Advertisers on Marin’s management platform grew Q4 spend by 53% YoY on the Yahoo! Bing Network
Kye Mou, Product Marketing Manager, Marin SoftwareEditor’s Note: This is another in a series of posts by members of the Yahoo!-Bing Preferred Partner Program, a group of leading SEM technology experts. Marin Software is a leading provider of online advertising management solutions, offering an integrated platform for managing search, display, mobile, and social marketing. Kye Mou, Product Marketing Manager at Marin Software, discusses Yahoo! Bing Network trends and findings from Marin’s Q4 2012 Research Brief.
Each quarter, Marin Software conducts a study of U.S. trends in paid search and mobile. Our Q4 2012 findings, which are presented in our most recent Research Brief, show online advertising trends over the 2012 holiday season, as well as specific insights into the paid search industry. The data consists of medians and indexed values across our customer base from October through December of 2012.
The study includes insights on the Yahoo! Bing Network, where Marin Software clients saw substantial increases in investment and performance across their paid search campaigns. These trends indicate a growth in search activity during the holiday season, the successful adoption of new ad features, and efficiency gains in optimizing paid search campaigns.
During the holiday season, expected increases in competition and revenue-per-click (RPC) on the Yahoo! Bing Network resulted in advertisers increasing search bids to capture a larger share of revenue. This led to an increase in cost-per-click and spend quarter over quarter (QoQ). As expected, the number of searches also grew in Q4; but, despite the increase in impression volume, Marin users were able to remain efficient by engaging customers with highly relevant ad creative. The utilization of promotional offers and discounts during the holidays, along with targeted keywords, contributed to the increase in click-through rate QoQ.
In analyzing annual trends, our study found a 53% increase in Q4 spend on the Yahoo! Bing Network year over year (YoY) coupled with a 22% increase in cost-per-click. Though we expect incremental growth in spend YoY due to expanding search budgets and increased competition during the holiday season, the pace at which spend is increasing YoY suggests that online advertisers are expanding their campaigns and investing more budget across the Yahoo! Bing Network.
We expect this trend to carry into 2013 as the Yahoo! Bing Network continues to introduce new features that improve the experience between publisher, advertiser, and user.

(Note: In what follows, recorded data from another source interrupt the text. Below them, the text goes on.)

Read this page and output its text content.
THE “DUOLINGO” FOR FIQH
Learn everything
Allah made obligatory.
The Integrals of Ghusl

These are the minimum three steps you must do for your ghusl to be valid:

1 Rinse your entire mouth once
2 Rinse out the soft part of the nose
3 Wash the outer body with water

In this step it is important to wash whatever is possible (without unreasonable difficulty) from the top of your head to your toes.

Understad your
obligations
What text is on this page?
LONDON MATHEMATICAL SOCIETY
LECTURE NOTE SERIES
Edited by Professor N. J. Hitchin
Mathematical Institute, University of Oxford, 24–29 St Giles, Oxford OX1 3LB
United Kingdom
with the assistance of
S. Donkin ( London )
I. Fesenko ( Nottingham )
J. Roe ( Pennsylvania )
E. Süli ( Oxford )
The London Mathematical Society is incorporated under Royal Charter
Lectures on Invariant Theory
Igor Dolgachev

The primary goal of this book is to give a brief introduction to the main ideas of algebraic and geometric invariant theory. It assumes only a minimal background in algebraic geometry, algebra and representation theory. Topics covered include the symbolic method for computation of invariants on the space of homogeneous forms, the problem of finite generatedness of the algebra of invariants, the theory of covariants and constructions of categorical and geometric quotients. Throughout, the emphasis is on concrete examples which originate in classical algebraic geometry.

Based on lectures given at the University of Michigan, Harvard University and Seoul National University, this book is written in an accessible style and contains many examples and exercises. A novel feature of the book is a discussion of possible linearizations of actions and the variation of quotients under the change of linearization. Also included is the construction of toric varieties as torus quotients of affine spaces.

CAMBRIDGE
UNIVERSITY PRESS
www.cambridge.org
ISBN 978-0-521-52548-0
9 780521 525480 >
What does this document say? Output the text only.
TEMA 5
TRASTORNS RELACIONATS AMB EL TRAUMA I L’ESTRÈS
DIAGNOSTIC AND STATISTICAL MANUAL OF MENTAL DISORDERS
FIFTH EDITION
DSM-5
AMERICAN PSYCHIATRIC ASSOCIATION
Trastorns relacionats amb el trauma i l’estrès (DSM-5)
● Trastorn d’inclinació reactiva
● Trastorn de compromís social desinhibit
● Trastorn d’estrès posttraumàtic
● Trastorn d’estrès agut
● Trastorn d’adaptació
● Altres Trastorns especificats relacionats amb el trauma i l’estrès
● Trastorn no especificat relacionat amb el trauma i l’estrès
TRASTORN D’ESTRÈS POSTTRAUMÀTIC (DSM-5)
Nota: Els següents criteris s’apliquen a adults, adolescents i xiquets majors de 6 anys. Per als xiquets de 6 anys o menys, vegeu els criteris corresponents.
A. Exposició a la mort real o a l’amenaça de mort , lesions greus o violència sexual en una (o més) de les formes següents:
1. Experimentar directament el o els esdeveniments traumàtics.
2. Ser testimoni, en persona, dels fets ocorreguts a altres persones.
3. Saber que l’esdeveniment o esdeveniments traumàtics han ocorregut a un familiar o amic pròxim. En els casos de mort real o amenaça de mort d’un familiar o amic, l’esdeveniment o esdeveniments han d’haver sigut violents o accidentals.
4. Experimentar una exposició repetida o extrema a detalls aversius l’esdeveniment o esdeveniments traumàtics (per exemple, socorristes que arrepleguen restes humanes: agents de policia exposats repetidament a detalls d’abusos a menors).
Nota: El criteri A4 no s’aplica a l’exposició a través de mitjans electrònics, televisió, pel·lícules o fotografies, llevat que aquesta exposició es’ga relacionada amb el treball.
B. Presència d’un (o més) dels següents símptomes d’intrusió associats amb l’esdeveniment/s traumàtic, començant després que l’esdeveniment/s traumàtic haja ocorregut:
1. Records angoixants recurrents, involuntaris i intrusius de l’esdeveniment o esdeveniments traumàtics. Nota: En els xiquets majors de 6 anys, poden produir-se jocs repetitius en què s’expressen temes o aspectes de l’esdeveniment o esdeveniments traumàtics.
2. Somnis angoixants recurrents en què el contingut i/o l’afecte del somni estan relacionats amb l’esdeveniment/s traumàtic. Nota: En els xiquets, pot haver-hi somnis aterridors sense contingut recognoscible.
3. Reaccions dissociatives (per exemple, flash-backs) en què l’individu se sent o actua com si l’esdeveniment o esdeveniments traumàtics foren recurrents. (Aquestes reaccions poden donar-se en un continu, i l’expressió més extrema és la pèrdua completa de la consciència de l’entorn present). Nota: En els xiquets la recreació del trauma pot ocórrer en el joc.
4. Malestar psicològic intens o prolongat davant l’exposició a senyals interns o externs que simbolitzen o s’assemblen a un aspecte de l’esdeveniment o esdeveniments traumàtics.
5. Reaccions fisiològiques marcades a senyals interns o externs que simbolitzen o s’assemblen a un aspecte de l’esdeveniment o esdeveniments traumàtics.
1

In 2012, search marketers advertising on the Yahoo! Bing Network were introduced to improved negative keyword logic and sitelink extensions, among other features. For Marin users, these features provided additional control over their paid search campaigns. The ability to implement a more effective negative keyword strategy enabled search marketers to eliminate unwanted clicks and reach their target audience across the Yahoo! Bing Network; contributing to a 13% increase in click-through rate YoY.
This increase in Q4 performance was further augmented by the ability to assign sitelink extensions to ad creative. These deep links allowed search marketers to include additional messaging and more relevant content during the holiday season, contributing to the increase in clicks and click-through rate YoY.
As more discretionary spend is allocated towards paid search each year, and with the Yahoo! Bing Network continuing to invest in search technology, we expect search marketers to become increasingly confident in their ability to drive more revenue through their campaigns and as a result, allocate more budget toward the Yahoo! Bing Network. Furthermore, the ability to scale campaign management and optimization strategies (e.g. maintaining publisher parity) using an online advertising management solution, will increasingly drive additional spend towards expanding Bing Ads campaigns.
To capitalize on these revenue opportunities in 2013, it will be critical for online marketers to invest in a solution that meets the unique workflow, analytics, and optimization requirements their paid search programs demand.